Hutchinson-Gilford progeria syndrome (HGPS) is a rare autosomal dominant segmental premature aging disease that begins in early childhood and is uniformly fatal (1). The prevalence of HGPS is 1 in 4–8 million with male predominance (male:female ratio of 1.5:1) and a substantial racial susceptibility for Caucasians, representing over 97% of patients (2). HGPS is caused by a de novo mutation of LMNA, which encodes the inner nuclear membrane protein lamin A, also called progerin (3). Accumulation of progerin disrupts nuclear membrane integrity and results in aging (4). Individuals with HGPS experience early failure to thrive, scleroderma, easy bruising, alopecia, stunted growth, craniofacial disproportion, osteopenia, acroosteolysis, and joint contracture (1, 3, 5, 6). Children with HGPS experience cardiovascular and cerebrovascular events, which lead to serious morbidity and mortality, with a median survival of 13 years (3). Episodes of angina, myocardial infarction, transient ischemic attacks, and stroke occur in late childhood and the teenage years in patients with HGPS (1, 3, 6). A range of early- to late-stage plaques and complex calcified lesions have been identified within coronary arteries in postmortem studies (1), and carotid sonography has found atherosclerotic plaques in the cervical arteries (7, 8). To the best of our knowledge, only one case of HGPS has been confirmed by genetic analysis in Korea (9), and the patient showed a hypertrophied internal layer at the internal carotid artery (ICA) on carotid Doppler sonography, suggesting atherosclerosis.

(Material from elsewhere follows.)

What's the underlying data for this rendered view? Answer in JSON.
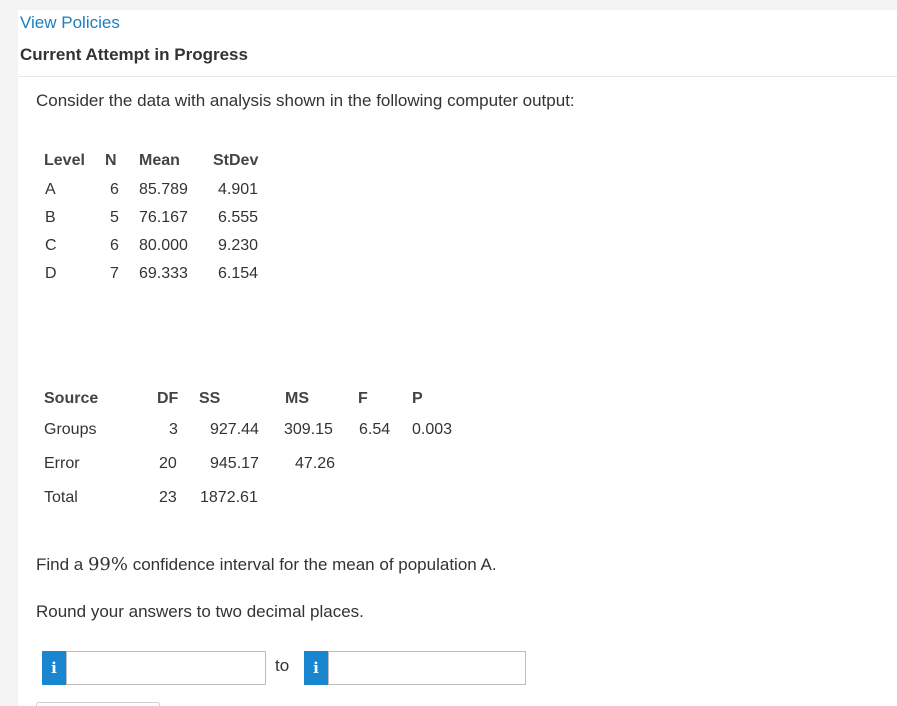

Here, we report the second case of a child genetically confirmed with HGPS in South Korea, with classic physical features and cerebrovascular abnormalities on MRI and MR angiography (MRA).

A 5-year-old boy diagnosed with HGPS due to a mutation in LMNA (c.1824C>T) was referred to our pediatric outpatient department. Initially, he presented with abdominal bloating and coarsening of the skin, which had progressed diffusely to other parts of his body, and was diagnosed with sclerema neonatorum on skin biopsy. Since 1 year of age, he also presented with loss of scalp hair, slow growth of fingernails and toenails, easy bruising, and visible veins over the scalp and forehead. He was born full-term by emergency cesarean section due to cephalopelvic disproportion and premature rupture of the membrane. The patient had normal intelligence. No family history of similar symptoms was observed.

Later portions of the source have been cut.